Freddy drew a shaking breath. “I was drowning in it. I couldn’t stop. I hated the idea that I might need to stop. Silas was away on some case or another, unable to stop me or to help me. I have a lot of money tied up in my father’s legal bindings, control from beyond his cold grave. He knew I couldn’t be trusted with it. No access to the fortune beyond a yearly allowance, until I married and produced an heir. That was the bequest. That was his final curse.”
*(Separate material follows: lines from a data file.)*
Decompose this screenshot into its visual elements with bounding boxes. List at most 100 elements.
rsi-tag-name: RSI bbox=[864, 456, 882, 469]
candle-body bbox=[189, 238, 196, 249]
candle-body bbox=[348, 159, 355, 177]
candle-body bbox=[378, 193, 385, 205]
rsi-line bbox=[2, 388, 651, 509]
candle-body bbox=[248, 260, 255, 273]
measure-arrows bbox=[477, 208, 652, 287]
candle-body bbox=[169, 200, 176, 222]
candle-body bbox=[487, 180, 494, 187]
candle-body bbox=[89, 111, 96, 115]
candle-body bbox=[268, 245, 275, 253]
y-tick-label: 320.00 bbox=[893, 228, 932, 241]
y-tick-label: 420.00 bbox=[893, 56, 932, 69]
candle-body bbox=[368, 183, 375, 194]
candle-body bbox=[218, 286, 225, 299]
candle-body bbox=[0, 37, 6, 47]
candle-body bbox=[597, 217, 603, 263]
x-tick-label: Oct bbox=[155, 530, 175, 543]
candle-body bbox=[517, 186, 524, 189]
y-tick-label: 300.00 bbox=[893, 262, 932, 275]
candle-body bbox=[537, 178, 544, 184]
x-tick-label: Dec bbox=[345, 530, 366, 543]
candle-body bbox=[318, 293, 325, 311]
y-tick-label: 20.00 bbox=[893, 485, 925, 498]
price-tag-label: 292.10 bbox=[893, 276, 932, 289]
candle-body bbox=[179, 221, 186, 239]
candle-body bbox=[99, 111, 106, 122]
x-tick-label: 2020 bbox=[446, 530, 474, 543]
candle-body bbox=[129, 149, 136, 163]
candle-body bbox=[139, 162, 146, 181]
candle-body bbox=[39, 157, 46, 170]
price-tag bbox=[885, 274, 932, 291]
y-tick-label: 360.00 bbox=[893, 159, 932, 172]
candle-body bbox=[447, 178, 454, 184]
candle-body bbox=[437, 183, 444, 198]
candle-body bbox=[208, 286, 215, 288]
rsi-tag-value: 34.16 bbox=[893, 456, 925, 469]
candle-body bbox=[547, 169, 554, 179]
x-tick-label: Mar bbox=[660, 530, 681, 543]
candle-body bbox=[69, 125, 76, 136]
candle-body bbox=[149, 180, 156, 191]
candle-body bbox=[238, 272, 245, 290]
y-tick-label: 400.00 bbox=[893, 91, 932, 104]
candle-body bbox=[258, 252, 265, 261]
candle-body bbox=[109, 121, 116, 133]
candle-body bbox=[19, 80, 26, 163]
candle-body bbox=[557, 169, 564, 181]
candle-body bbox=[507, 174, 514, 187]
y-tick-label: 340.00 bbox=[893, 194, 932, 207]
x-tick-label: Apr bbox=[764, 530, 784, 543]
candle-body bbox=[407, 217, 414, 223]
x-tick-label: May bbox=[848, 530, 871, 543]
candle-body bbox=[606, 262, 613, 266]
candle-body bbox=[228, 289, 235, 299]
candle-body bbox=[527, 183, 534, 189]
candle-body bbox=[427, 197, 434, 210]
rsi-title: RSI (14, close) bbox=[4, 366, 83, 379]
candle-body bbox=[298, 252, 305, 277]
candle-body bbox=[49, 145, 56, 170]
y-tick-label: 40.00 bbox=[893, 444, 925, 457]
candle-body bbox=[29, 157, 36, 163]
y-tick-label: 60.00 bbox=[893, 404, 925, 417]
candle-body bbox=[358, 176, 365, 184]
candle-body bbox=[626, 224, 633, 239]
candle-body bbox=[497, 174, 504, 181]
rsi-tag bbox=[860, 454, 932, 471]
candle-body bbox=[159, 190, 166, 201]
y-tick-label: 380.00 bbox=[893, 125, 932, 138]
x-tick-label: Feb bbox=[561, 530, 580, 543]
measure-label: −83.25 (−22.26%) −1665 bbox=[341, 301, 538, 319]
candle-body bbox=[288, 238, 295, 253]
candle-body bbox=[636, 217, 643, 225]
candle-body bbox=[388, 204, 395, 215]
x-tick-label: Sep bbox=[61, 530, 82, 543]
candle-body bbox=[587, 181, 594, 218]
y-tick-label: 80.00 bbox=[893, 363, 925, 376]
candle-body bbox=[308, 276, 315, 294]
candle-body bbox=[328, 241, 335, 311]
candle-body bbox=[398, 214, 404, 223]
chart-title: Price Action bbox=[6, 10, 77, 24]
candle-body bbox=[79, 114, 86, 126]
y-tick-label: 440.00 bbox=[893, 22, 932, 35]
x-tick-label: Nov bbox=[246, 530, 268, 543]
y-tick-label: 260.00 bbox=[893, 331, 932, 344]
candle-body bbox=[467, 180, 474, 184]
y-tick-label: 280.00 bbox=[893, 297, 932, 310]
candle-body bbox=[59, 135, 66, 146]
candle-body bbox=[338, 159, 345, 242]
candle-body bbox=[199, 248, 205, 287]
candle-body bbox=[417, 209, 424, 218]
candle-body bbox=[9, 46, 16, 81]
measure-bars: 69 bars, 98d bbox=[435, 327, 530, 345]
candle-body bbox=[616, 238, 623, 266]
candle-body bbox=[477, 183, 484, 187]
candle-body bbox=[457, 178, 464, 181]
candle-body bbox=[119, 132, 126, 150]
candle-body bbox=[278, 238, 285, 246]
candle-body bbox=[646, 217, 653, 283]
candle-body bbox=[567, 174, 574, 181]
He pushed himself off the bed, landing hard on his feet, and began to pace. “So I had to get married. Fine. I didn’t want to stop rolling the dice, but I needed to pause. I needed to change tack just long enough to be whole again. So I asked Ember to take the dice and not to give them back until I was settled. She agreed. I trusted her. She trusted me. Then I went out and I found Dorothy Fletcher. It was all exactly as I wanted it to be. It was easy. Perfect.”

Joe frowned.

“I couldn’t have anticipated Claire. I couldn’t have known that I’d host a soiree to celebrate my engagement and an angel would descend from the staircase and ruin my life. I didn’t think I could fall in love, and then moments later, I couldn’t remember ever not being in love with her. It was a disaster, Joe. It was horrible because she felt it too. It was like the universe put us in one another’s way. It doomed us as it blessed us because I was involved. Because it was me.”

He spun around. He leaned down. He forced Joe to meet his eye. “I had to have her. I was possessed. It would have been worse to marry Dot while loving Claire. You see that, don’t you? Worse.”

Joe only blinked. He only blinked because he could not see it. He couldn’t comprehend it. It sounded like a horror.

But that was enough for Freddy. Freddy nodded like he’d received an affirmation. “Right. So I was going to elope with her. To take her away from London and figure it out. It was the only thing to do. But I had no money, Joe. I needed the dice and I needed a loan. So I went to get them.”

They shared a breath, a pregnant, stale breath of still air.

“From Ember,” Joe said.

“From Ember,” agreed Freddy. “Bloody Ember who insisted on keeping her word. She wouldn’t … she wouldn’t give them back. She kept shouting at me, telling me to be better. Telling me I had to pay for her roof. Reminding me that we had an agreement. And she would not give them back.”

The tears had come back, Joe realized. They were streaming down Freddy’s face while he ranted, while he paced.

“I lost my mind. I went completely mad,” Freddy confessed, throwing his hands up, raging at it, at the ghost of himself. “I took her jewelry. I took the boxes and pouches and precious things from her rooms. I knew my dice would be in one of them and the rest would pay my way, would give me Claire. I took it all. I kicked over her chairs. I screamed. I made her …” He paused, squeezing his eyes shut, gritting his teeth. “I made her afraid,” he finished. “And I didn’t stop then. I didn’t stop until I got to the Continent and sold every single thing without an ounce of remorse. Everything but the dice.”

Joe watched him. He didn’t trust himself to speak. He didn’t trust himself to move.

“No,” amended Freddy softly. “The dice and the other thing. The thing no one would buy. I don’t even know why she had it. It was a cross made out of dried grass. I keep trying to give it back to her, you know. I brought it. I just … can’t.”

“Made out of grass?” Joe repeated, because it was the only thing to cling to that wouldn’t break him, that wouldn’t shove him over some precipice of emotion. “What do you mean?”